Втянув воздух, он для пущей эффектности попытался выдуть жвачный пузырь перед физиономией Тыча, но, переборщив с усилием, дунул сильнее, чем следовало. Белый осьминог вылетел у него изо рта и присосался к верхней губе Григория.

«Нечто подобное сегодня уже было». – Виктор едва сдержал улыбку.

Рыжик коротко хохотнул из своего угла. Педагог обеспокоенно вылупился на Тыча, предчувствуя, с высоты многолетнего педагогического опыта, форс‑мажорное развитие событий.

Григорий выдохнул короткое: «Е!..» – и поднял руки к лицу.

Незадачливый шародув мгновенно воспользовался освободившимся проходом. Прыжком он преодолел расстояние до двери, с грохотом распахнул ее и скрылся в коридоре.

– Куда?! А ну стой, бандюга! – Вопль караулившей у палаты медсестры звонким эхом отскочил от высоких коридорных стен.

– Мудак! – глухо прорычал хирург, на бегу отдирая белую липкую массу.

– Гриша, спокойно! – только и успел крикнуть Виктор.

Но сейчас Тыч слышал только внутренний голос, императивно повелевающий догнать хама и надрать ему задницу.

Выскочив в коридор, он убедился в осуществимости желаемого. Фортуна в лице дородной палатной медсестры была к нему благосклонна, сбив парня с верного направления и заставив метнуться в противоположную от выхода сторону. Юнец несколько раз тщетно дернул ручку ведущей на пожарную лестницу двери, метнулся было обратно, но, увидев вылетевшего из палаты Григория, тупо рванул в дальний конец отделения.

Тыч вздохнул полной грудью и, расправив плечи, быстрым шагом двинулся за беглецом. В особой спешке теперь не было смысла. В аппендиксе, куда свернул преследуемый бедолага, располагались три палаты, постирочная и туалеты. Далее коридор упирался в глухую деревянную перегородку, отделяющую урологическое отделение от административного блока больницы.

Свернув за угол, Григорий подошел к двери ближней палаты и, приоткрыв ее, окинул беглым взглядом помещение, не теряя из виду коридор. Благо время было не позднее, и во всех палатах еще горел свет. Приблизившись к следующей двери, он взялся за ручку, готовясь к дубляжу процедуры осмотра. В тот же миг из постирочной выскочил парень и метнулся по коридору. Но удача вновь отвернулась от беглеца. До спасительного поворота ему оставалось не более метра, когда из‑за угла вдруг выплыло обеспокоенное лицо Виктора. Спринтер резко затормозил и, отскочив, юркнул в приоткрытую дверь женского туалета.

– Гриша, без эмоций! Пацан и так обоссался. Попугали, и хватит.

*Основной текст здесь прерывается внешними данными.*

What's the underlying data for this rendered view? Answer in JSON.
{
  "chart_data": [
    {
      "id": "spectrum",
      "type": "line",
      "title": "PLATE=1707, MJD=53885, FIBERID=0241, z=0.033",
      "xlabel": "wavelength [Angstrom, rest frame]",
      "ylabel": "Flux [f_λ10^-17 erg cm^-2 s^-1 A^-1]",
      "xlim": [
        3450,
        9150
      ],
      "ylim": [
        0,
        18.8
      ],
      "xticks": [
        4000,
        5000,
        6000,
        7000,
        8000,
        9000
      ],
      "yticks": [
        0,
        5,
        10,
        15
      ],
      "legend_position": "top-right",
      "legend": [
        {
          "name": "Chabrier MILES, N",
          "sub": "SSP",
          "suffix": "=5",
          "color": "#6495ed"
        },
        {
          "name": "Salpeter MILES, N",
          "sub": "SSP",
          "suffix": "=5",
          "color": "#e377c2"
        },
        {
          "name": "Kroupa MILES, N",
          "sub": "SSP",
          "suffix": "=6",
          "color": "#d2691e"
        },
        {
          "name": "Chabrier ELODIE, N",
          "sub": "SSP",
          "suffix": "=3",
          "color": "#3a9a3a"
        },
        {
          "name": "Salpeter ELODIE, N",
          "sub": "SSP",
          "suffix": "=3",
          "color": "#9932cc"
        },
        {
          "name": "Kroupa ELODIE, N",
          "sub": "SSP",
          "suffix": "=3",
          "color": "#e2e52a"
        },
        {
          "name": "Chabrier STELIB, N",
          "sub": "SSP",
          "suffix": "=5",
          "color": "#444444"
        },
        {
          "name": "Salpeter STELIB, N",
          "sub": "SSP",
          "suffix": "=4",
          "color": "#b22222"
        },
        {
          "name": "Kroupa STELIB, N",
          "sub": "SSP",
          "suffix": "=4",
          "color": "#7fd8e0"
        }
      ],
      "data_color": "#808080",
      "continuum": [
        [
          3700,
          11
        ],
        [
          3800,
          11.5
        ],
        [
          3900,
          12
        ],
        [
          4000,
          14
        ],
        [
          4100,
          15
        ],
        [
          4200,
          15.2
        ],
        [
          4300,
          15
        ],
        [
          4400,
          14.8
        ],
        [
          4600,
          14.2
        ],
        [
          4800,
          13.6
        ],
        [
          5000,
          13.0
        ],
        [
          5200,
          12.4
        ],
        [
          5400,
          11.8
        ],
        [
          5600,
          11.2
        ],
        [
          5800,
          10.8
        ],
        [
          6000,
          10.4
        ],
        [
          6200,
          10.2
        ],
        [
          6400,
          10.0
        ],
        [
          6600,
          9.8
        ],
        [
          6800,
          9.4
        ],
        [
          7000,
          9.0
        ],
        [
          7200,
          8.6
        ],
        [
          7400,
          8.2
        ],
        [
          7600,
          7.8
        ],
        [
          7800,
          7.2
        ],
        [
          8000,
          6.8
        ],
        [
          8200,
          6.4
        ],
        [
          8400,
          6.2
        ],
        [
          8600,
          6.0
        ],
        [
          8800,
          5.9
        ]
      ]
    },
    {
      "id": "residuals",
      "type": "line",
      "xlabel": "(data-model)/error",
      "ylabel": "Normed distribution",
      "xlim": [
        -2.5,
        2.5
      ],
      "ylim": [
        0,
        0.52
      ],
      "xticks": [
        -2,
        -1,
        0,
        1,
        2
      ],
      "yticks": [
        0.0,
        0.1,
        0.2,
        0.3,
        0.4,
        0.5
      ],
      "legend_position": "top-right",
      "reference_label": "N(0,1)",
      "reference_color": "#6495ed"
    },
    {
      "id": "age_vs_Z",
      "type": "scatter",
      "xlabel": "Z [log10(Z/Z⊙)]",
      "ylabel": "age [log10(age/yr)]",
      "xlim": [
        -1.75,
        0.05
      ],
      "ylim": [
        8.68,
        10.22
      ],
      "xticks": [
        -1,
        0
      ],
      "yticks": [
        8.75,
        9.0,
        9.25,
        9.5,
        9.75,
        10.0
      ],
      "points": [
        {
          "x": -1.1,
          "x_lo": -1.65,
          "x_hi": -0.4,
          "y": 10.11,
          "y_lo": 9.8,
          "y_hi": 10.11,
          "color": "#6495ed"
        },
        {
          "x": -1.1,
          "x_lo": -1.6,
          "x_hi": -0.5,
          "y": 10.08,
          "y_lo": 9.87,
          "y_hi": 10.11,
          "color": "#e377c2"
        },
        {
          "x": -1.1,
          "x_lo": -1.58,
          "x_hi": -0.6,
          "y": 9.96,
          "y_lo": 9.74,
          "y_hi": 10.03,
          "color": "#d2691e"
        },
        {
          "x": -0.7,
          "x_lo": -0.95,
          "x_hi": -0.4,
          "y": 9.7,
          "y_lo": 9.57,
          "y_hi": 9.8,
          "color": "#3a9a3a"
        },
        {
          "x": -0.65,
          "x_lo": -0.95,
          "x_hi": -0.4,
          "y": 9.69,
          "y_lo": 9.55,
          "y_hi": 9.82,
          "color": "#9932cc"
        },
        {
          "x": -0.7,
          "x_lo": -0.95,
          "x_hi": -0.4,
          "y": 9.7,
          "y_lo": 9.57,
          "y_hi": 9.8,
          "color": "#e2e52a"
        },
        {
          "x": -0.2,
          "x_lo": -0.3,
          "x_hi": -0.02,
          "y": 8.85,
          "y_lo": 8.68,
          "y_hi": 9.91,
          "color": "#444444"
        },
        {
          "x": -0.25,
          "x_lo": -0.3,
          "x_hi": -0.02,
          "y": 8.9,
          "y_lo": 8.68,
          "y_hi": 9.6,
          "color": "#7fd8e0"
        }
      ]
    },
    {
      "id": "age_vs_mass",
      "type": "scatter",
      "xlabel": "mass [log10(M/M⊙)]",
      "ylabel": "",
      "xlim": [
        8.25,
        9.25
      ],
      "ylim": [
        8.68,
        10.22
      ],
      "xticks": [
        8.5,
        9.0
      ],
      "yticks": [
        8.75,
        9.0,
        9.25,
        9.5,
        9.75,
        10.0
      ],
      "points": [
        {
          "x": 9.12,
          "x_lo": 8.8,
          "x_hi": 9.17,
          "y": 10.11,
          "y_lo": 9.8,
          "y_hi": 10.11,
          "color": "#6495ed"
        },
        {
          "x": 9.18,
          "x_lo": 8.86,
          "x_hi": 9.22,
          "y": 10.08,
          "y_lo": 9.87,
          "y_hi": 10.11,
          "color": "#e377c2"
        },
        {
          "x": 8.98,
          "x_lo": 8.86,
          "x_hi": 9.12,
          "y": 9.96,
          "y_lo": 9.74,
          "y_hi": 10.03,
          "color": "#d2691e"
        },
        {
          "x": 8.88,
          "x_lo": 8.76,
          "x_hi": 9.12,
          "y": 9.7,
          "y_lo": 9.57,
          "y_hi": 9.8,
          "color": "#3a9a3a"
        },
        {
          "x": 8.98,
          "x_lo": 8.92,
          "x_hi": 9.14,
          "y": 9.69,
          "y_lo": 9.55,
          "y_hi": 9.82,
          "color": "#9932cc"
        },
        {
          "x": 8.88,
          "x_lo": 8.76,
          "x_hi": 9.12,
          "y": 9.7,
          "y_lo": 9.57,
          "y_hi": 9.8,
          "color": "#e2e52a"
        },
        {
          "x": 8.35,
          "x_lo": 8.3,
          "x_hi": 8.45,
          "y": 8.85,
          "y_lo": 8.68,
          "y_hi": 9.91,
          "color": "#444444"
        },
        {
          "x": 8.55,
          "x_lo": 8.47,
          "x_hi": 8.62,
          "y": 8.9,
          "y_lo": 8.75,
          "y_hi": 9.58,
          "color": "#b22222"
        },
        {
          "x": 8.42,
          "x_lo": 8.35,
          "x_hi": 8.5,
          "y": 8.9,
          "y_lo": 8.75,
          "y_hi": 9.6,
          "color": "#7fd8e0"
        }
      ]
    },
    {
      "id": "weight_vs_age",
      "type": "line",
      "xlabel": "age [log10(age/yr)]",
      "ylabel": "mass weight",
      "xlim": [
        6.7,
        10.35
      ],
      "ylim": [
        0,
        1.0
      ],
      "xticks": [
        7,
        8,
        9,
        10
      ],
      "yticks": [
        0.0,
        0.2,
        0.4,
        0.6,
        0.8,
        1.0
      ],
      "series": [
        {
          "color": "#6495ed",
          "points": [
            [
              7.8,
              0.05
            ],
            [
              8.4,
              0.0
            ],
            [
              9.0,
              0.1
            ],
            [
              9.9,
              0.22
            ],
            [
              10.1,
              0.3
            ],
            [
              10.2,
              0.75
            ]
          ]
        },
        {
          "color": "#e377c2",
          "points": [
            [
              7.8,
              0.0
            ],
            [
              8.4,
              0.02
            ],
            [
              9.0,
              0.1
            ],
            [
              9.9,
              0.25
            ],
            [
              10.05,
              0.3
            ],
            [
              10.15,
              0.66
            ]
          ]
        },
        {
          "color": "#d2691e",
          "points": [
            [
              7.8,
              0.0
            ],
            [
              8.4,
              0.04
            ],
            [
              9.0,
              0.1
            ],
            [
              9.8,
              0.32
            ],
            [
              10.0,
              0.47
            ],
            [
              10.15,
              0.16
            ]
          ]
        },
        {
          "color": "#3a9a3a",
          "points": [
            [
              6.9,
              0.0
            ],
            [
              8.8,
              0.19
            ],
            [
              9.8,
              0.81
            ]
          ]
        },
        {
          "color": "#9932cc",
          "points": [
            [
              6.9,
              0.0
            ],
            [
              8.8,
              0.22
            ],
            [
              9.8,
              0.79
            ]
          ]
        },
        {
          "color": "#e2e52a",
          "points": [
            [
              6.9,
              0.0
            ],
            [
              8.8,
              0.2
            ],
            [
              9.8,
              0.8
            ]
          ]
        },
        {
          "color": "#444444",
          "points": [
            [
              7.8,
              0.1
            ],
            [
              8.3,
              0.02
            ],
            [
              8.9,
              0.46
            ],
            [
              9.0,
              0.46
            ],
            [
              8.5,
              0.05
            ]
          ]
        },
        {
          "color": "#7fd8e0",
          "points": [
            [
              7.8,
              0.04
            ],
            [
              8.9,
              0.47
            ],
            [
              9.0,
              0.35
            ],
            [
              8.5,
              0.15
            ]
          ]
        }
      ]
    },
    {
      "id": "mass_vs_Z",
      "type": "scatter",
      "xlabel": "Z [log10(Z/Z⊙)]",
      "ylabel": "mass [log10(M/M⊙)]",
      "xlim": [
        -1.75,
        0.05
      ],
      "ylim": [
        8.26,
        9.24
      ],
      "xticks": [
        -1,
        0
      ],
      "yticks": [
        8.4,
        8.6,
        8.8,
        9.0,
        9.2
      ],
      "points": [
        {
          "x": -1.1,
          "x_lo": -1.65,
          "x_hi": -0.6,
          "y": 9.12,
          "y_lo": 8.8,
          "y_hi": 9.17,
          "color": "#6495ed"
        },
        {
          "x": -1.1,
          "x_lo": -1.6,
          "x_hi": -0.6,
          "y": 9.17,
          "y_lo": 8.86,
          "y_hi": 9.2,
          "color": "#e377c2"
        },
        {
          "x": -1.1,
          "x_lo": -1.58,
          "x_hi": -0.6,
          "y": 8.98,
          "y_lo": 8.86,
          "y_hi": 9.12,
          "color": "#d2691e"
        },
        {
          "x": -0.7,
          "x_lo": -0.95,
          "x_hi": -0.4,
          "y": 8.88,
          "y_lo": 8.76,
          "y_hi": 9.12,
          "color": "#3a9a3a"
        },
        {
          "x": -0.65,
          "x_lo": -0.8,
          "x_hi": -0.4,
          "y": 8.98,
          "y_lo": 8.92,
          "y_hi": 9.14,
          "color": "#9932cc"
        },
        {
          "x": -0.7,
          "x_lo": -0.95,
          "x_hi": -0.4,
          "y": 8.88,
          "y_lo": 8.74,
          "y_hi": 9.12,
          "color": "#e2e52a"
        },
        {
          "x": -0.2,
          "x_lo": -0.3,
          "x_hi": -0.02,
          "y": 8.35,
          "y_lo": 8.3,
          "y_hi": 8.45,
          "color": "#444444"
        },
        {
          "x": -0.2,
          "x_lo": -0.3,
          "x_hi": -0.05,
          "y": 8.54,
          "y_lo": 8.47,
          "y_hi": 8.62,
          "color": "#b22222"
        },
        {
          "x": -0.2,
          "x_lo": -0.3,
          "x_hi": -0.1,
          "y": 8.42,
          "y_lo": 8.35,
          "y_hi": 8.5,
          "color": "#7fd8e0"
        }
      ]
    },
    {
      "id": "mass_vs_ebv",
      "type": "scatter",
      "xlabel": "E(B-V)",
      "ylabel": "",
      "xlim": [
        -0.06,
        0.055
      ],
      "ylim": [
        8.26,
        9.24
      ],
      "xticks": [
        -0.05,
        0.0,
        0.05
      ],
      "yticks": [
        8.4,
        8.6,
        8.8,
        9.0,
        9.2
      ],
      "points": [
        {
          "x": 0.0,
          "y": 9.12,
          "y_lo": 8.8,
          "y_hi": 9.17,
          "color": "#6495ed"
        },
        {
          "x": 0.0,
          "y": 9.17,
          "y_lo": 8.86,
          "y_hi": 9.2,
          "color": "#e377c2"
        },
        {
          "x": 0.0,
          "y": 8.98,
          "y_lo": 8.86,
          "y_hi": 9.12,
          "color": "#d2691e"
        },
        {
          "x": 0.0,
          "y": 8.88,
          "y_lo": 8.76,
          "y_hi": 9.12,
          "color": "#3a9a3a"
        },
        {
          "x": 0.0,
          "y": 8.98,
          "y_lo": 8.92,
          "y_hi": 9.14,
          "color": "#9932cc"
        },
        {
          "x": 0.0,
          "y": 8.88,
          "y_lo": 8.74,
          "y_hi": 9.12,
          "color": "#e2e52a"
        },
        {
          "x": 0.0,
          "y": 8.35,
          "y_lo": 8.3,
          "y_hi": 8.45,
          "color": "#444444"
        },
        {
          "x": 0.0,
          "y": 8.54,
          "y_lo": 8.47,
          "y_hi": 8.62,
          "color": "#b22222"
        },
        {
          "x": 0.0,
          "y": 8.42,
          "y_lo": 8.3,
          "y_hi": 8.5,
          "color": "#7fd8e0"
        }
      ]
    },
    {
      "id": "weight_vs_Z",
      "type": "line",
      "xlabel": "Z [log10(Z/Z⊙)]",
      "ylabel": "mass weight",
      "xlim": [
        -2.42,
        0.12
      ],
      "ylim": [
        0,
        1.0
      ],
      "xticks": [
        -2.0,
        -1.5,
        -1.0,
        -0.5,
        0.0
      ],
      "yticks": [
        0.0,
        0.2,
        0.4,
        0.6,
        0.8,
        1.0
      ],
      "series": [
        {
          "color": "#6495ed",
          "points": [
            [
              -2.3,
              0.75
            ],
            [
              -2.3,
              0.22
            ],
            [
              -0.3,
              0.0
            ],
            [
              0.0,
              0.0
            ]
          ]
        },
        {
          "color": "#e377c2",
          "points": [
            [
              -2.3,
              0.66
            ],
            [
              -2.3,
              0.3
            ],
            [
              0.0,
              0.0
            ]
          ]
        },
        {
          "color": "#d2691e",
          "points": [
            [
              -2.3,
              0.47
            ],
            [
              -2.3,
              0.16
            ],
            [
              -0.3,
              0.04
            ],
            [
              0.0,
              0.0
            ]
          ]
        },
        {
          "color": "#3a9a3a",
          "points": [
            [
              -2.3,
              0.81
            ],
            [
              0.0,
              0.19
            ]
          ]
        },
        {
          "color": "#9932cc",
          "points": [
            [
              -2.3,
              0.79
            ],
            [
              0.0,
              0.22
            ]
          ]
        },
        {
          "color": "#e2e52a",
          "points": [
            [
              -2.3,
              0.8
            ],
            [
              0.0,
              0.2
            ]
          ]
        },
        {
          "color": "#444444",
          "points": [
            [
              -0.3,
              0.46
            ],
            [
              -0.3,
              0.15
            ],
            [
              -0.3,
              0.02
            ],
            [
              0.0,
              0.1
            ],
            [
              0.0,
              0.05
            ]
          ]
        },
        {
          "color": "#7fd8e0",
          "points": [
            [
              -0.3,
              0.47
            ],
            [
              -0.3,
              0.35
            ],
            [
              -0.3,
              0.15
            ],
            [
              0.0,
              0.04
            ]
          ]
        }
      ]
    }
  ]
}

– Он у меня сейчас заодно и обосрется. – Тыч коротко постучал длинными пальцами в облупленную дверь клозета: – Сам выйдешь или вынести?

– Вы не имеете права. – Тонкая дверь почти не скрадывала прерывистое дыхание. – Вы пожалеете об этом.

Последняя фраза явно была лишней. Горячая натура Григория, и без того подвергшаяся в этот вечер интенсивной психологической атаке, окончательно утратила контроль над рвущейся наружу телесной активностью. Угловатое плечо хирурга с размаху въехало в хлипкую перегородку, отделявшую его от незадачливого обидчика. Защелки в больничных туалетах специально устанавливают непрочные, чтобы в случае ухудшения состояния к пациенту можно было легко добраться. Видимо заметив это, юноша пытался укрепить оборону, налегая изнутри на дверь скромной тяжестью своего поджарого тела. Но излишняя старательность лишь сыграла с ним злую шутку. Силы противников были неравными, а разделявшая их преграда слишком ненадежной и ветхой.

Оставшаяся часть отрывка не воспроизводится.